For years, your phone’s camera roll has served two purposes. In addition to helping you relive special moments, it has also served as a repository for all sorts of things you find online, such as recipes, fashion inspiration, travel ideas, interesting quotes, funny tweets, product recommendations and more. Today, a new app called Pool arrives to help you finally make sense of this digital mess.
To get started with Pool, you simply give it permission to access your photos, which are moved into categories it calls “pools”. The pools created in the app are completely dependent on the products, places or things you’ve saved over time, making them specific to you.
The app is one of many reinventing bookmarks in the AI era. Startups like mymind, Fabric and Raindrop help users organize links, images or other saved content, but Pool focuses specifically on screenshots and then uses AI to help users rediscover and act on things they intended to revisit later.

Once imported, Pool is able to track the original link attached to a given screenshot. For example, if the screenshot was of a product you were considering buying, it would link to the retailer’s website. If it was a recipe you saw on Instagram, it could pull up the ingredients and instructions the creator had shared. And so on.
The idea, explained Pool co-founder Maxime Junique, came about because both he and his co-founder Piet Terheyden had faced the same problem: they would screenshot things they wanted to remember, but then could never find them again.
“It sounds pretty obvious, right now, when we say it, but it’s something we do so naturally — you don’t necessarily notice it,” Junique said. The founders, who met years ago in a co-working space, asked their friends about the problem. The friends agreed that they would often screenshot and also forget things, e.g. design ideas or other forms of inspiration.
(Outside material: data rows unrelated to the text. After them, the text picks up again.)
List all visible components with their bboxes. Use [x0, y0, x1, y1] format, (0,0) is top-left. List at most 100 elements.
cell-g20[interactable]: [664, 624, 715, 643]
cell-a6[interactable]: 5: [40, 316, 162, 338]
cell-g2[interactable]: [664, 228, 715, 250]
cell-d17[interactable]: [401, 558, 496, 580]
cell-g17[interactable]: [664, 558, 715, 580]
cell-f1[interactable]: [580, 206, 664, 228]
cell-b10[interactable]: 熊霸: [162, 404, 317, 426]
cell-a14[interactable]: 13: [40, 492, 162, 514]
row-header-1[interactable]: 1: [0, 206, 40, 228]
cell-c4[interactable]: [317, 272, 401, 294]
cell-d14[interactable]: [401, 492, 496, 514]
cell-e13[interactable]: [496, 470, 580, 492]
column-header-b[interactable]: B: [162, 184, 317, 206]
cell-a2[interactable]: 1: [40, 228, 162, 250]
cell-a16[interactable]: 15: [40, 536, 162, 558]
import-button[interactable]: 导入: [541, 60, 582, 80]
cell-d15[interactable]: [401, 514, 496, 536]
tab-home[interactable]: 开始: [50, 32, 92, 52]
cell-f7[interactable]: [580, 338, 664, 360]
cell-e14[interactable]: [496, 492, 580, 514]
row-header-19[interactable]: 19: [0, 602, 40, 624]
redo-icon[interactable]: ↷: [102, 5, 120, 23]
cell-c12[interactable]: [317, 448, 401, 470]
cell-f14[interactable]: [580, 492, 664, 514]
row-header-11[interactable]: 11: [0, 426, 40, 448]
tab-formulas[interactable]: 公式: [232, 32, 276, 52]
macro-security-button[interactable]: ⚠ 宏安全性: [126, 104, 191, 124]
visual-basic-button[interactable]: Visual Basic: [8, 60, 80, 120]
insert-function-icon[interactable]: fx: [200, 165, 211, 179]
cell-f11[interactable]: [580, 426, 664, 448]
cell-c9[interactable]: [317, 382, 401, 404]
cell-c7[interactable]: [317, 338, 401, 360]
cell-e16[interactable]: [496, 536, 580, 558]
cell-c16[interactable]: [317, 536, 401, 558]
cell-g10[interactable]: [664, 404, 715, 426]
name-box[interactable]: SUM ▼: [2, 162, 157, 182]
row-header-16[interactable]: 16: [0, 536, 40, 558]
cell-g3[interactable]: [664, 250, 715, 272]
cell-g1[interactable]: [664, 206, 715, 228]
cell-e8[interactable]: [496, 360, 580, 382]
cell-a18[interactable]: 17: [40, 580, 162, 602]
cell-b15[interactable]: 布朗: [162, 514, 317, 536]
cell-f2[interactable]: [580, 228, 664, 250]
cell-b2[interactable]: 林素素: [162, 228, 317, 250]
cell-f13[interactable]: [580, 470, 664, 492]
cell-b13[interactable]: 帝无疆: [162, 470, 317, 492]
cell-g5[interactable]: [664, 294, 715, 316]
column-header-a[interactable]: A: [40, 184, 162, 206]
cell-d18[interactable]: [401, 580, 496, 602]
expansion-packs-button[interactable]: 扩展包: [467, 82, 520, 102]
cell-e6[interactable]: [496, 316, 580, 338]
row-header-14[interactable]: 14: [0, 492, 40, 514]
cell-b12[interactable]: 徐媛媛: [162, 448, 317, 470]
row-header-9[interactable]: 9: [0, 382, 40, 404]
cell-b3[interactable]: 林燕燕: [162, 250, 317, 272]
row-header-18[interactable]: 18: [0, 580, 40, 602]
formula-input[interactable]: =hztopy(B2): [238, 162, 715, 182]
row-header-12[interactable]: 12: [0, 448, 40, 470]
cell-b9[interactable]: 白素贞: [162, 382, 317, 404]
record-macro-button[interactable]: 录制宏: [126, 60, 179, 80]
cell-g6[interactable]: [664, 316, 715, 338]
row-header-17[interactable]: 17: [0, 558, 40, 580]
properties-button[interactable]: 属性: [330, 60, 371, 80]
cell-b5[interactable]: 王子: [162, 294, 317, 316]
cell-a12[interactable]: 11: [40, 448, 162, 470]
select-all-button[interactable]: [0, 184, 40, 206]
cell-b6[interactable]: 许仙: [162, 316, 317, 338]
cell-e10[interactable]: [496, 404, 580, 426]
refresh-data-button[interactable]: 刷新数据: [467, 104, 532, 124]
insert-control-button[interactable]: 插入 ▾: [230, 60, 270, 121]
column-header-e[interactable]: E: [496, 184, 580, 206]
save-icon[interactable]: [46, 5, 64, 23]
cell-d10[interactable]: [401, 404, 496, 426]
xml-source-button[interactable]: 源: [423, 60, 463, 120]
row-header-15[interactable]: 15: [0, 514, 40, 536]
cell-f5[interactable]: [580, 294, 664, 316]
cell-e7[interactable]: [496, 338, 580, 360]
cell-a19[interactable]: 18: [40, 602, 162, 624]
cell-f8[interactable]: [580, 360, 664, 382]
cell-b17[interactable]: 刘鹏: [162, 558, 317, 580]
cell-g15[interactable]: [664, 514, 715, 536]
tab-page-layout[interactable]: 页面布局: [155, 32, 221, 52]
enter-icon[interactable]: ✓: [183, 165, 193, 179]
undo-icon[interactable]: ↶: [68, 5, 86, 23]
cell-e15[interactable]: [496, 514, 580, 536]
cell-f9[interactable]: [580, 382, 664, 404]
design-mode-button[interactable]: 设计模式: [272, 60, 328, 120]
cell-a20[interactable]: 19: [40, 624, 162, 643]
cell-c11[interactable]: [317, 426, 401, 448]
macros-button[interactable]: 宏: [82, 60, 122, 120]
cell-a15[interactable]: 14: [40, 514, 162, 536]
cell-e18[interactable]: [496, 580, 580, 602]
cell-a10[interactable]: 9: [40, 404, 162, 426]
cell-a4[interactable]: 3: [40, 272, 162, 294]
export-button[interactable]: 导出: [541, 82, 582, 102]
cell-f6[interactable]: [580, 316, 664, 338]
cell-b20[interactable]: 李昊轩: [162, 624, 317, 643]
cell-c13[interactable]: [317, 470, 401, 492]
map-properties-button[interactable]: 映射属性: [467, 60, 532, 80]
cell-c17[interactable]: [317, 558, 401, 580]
The app was actually the first product to emerge from Spinoff Studio, the founders’ product and design studio, about three years ago. The first version was built in Lisbon over the course of a few weeks, while the founders lived out of a van, putting out the landing page, website and initial construction. But they quickly realized they needed to build some products that made money first, so they switched to B2B SaaS and shelved Pool.
The studio went on to build other products, including CRM software Waitless, which was acquired last year.
What brought Pool back to life was the maturation of AI. Suddenly, its core idea of making sense of personal, largely unstructured data sets seemed feasible.
“We thought it seemed like a perfect time to go after this idea,” Junique told TechCrunch. “And it also seemed to us like it’s a super untapped, unexplored data set for AI. Everyone’s going after emails, bank transactions, chat logs—all these productivity-first data sets. Who’s going after this really, deeply emotional data set that we all have?”
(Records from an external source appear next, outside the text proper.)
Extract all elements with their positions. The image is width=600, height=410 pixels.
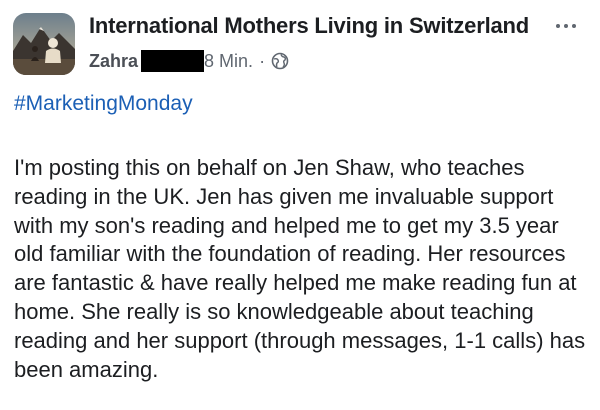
post-meta: Zahra 8 Min. · xyxy=(89,49,289,73)
more-dot xyxy=(564,24,568,28)
group-name-link[interactable]: International Mothers Living in Switzerl… xyxy=(89,13,529,39)
globe-icon[interactable] xyxy=(271,52,289,70)
meta-separator: · xyxy=(259,50,266,71)
post-body-text: I'm posting this on behalf on Jen Shaw, … xyxy=(14,155,586,382)
more-dot xyxy=(572,24,576,28)
more-options-icon[interactable] xyxy=(556,20,586,32)
hashtag-link[interactable]: #MarketingMonday xyxy=(14,92,193,116)
post-card: International Mothers Living in Switzerl… xyxy=(0,0,600,410)
author-name[interactable]: Zahra xyxy=(89,51,138,72)
group-avatar[interactable] xyxy=(13,13,75,75)
group-avatar-image xyxy=(13,13,75,75)
redacted-name-bar xyxy=(141,50,205,72)
more-dot xyxy=(556,24,560,28)
post-timestamp[interactable]: 8 Min. xyxy=(204,51,253,72)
Pool’s app also treats your screenshots as memories, meaning some of them are more relevant in the moment, while others disappear over time.
For example, if you screenshot the barcode of an event ticket, it may disappear later after the event has taken place. Meanwhile, if you screenshot a flyer on Instagram about an upcoming event, Pool’s AI agents can help you find where to buy the tickets and link to the ticketing website.
To find things in Pool, you can search or ask its built-in AI assistant for help.

Next, the founders plan to take this concept into another, separate app that will act as a kind of personal assistant. Pool’s mascot — the little rubber duck you tap and drag across the screen to enter Pool at launch — will be part of the brand for this agent AI app they’re planning.
The founders were in Lisbon when we chatted – no longer in a van! — but went to San Francisco in late May to meet with investors. The startup previously raised a pre-seed round of just over $2 million from General Catalyst, Kima Ventures, Paris-based Source Ventures and other angels including Winston Du, Julian Blessin and Thomas Ricouard.
Pool is available now as a free download on iOS.